Présent au Village du Pacifique lors de la 62e édition du Salon international de l’Agriculture, du 21 février au 1er mars à Paris, Wallis et Futuna participe cette année avec un dispositif allégé mais conserve l’essentiel : la promotion du territoire.

Installé aux côtés de la Nouvelle-Calédonie et de la Polynésie française, le fenua ne dispose pas de stand individuel en 2026. Une trentaine de kilos de produits – artisanat, confitures, miel, bière locale – ont été acheminés, mais uniquement à des fins de démonstration et de dégustation. Aucune vente n’est autorisée cette année, contrairement à l’édition précédente.

La délégation est composée de deux représentants de la Chambre de commerce, d’industrie, des métiers et de l’agriculture (CCIMA), dont son directeur Denis Ehrsam. Le Village du Pacifique bénéficie d’un financement du ministère des Outre-mer et propose également une scène culturelle. Des danses traditionnelles wallisiennes et futuniennes sont programmées chaque jour jusqu’à la clôture du salon.

La visite inaugurale du président Emmanuel Macron, samedi 21 février, a marqué les esprits. Pour la première fois depuis dix ans, le chef de l’État a pris le temps d’échanger avec les représentants des territoires ultramarins du Pacifique. Il s’est attardé devant les prestations culturelles, notamment un soamako présenté par de jeunes originaires du fenua, qu’il a relayé sur ses réseaux sociaux.

Profitant de cette rencontre, la CCIMA a mis en avant plusieurs priorités, dont le développement de l’apprentissage. Wallis et Futuna demeure en effet le dernier territoire français à ne pas disposer de dispositif d’alternance structuré, un dossier que les représentants espèrent voir avancer rapidement.

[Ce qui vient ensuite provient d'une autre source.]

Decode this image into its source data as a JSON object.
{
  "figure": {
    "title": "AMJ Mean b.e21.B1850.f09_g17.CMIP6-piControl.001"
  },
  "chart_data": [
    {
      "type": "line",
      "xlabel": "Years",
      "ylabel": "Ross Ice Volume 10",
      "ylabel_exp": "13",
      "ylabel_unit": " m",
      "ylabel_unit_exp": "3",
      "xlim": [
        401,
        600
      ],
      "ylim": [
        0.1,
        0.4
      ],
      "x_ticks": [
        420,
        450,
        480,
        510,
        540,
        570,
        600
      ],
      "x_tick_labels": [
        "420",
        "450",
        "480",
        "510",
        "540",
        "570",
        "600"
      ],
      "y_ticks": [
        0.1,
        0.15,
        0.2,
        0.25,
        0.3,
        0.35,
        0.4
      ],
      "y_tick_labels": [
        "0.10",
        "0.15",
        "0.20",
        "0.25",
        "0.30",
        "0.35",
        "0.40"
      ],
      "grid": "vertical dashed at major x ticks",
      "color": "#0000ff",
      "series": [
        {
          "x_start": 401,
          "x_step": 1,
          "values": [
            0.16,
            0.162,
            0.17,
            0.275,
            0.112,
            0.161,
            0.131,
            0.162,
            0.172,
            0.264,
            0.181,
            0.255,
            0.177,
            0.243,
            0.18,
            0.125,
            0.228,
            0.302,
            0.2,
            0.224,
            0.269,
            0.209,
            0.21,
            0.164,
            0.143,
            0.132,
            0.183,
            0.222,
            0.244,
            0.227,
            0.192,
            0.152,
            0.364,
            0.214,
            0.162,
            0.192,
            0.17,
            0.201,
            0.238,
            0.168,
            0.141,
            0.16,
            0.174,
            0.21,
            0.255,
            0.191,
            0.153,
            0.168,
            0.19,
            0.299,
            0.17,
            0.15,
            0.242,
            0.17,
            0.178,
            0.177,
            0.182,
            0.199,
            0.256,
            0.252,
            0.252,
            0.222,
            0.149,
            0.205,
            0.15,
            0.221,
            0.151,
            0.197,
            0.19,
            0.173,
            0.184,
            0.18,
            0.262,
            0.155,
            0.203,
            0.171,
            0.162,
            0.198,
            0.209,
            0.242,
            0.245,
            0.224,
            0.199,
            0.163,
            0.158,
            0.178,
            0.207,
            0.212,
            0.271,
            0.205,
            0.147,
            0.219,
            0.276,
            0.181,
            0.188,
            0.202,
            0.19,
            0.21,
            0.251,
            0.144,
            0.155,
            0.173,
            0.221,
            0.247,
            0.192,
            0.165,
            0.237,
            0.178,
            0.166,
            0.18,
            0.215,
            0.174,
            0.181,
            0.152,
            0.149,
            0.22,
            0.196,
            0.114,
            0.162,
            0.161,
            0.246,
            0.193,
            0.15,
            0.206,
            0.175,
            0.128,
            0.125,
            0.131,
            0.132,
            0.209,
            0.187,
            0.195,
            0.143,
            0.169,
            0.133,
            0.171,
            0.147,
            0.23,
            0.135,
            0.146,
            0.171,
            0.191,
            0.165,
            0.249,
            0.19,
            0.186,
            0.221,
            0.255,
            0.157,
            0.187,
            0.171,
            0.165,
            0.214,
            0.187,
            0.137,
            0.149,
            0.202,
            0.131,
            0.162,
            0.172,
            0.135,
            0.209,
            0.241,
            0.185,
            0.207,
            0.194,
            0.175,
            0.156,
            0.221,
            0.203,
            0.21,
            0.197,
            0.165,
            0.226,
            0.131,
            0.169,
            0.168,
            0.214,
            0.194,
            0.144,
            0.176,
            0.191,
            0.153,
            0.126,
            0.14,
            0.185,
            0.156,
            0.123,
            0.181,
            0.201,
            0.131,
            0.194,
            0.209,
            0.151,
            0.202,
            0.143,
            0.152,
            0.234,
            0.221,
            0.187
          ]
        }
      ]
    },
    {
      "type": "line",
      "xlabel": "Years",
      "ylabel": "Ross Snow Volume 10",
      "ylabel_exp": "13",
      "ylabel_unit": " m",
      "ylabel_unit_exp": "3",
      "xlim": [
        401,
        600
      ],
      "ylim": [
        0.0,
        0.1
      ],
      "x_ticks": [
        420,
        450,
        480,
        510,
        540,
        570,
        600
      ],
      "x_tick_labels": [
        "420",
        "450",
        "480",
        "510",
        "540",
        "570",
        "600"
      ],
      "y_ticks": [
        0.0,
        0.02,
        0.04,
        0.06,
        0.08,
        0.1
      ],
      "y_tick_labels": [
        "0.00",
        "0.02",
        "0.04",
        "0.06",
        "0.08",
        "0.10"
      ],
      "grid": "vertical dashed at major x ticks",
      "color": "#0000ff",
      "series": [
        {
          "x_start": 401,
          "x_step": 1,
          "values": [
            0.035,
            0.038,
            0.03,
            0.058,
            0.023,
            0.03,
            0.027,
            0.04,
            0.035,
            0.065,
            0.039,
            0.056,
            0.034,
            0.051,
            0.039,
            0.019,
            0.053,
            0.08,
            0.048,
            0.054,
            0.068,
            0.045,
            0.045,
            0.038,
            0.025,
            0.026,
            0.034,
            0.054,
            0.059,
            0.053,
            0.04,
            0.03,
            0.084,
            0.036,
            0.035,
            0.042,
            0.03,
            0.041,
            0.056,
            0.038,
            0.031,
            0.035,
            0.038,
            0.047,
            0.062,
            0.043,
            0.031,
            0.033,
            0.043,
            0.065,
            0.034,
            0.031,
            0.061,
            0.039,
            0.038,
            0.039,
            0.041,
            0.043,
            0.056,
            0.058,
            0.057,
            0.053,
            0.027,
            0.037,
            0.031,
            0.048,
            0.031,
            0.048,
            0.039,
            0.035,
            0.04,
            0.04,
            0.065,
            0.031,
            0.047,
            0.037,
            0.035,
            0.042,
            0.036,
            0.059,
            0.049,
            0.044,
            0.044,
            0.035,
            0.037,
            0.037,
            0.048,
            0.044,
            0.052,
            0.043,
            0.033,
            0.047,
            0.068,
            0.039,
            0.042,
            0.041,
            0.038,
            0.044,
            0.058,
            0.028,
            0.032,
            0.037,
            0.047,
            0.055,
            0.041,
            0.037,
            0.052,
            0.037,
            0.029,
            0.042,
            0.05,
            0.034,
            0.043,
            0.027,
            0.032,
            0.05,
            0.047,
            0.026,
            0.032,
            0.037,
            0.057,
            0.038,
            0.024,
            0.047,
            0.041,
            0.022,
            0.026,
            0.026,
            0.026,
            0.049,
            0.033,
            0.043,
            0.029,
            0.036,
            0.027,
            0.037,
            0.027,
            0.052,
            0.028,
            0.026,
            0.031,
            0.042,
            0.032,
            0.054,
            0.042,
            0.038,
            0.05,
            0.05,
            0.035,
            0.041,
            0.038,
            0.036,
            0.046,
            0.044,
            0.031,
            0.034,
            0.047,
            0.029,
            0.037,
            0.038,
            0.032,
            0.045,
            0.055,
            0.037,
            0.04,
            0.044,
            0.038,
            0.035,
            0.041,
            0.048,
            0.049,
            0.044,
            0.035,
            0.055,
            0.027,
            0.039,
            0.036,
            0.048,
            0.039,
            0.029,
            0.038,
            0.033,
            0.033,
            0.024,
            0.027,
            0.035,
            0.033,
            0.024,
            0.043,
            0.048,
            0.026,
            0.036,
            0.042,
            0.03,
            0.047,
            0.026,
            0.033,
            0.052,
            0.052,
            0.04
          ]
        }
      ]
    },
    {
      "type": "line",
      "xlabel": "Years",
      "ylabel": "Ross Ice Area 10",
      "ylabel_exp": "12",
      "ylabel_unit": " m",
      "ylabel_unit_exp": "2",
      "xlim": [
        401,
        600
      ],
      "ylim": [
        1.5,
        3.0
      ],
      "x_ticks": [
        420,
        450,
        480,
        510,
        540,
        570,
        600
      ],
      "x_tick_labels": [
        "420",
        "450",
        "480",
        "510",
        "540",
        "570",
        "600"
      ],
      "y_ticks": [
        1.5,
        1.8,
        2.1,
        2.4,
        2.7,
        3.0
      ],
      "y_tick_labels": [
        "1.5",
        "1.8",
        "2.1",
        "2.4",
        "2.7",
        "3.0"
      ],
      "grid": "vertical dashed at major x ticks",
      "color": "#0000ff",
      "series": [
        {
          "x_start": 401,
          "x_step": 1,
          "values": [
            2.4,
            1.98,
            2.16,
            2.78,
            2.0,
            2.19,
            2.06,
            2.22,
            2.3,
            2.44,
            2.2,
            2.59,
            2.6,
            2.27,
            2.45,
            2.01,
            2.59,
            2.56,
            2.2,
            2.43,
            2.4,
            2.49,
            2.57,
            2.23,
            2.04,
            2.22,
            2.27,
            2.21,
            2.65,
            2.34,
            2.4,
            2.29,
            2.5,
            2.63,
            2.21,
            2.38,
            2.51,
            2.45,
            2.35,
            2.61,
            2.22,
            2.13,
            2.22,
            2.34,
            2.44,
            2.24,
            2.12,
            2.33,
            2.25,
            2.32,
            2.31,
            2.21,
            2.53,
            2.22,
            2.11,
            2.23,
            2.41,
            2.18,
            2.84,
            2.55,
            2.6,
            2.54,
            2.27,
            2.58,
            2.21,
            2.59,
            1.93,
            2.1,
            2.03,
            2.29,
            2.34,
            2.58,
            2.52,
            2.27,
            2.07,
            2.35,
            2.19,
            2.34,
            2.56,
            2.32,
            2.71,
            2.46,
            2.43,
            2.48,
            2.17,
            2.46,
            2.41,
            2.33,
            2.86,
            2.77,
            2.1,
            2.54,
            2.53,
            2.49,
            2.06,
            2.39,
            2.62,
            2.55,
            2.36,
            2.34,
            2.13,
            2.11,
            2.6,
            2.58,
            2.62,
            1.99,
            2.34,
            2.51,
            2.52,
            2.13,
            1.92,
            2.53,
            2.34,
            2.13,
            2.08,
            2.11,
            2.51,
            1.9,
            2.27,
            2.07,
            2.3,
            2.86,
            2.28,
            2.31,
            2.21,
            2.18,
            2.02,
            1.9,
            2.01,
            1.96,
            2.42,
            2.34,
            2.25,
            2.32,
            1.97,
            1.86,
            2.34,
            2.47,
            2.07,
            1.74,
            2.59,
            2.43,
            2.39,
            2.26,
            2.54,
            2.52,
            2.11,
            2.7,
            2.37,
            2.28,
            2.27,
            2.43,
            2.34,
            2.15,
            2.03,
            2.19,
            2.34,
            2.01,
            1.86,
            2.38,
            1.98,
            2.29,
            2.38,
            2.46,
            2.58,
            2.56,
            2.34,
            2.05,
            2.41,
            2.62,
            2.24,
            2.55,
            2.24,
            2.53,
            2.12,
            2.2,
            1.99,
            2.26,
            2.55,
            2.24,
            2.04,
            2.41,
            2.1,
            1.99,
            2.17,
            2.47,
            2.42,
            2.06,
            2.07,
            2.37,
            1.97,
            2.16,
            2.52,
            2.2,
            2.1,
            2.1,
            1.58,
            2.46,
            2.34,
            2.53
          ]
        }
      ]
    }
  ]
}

La participation 2026 contraste avec celle de 2025, où le territoire disposait d’un stand de 25 m² et avait écoulé près de deux tonnes de produits. Faute de financements suffisants, notamment locaux, la présence a dû être revue à la baisse cette année, même si elle a pu être maintenue grâce à un soutien de la direction générale des Outre-mer.

Malgré ces contraintes, Wallis et Futuna entend capitaliser sur la forte mobilisation de sa diaspora et sur la visibilité offerte par cet événement majeur pour continuer à valoriser son savoir-faire et préparer un retour plus ambitieux lors des prochaines éditions.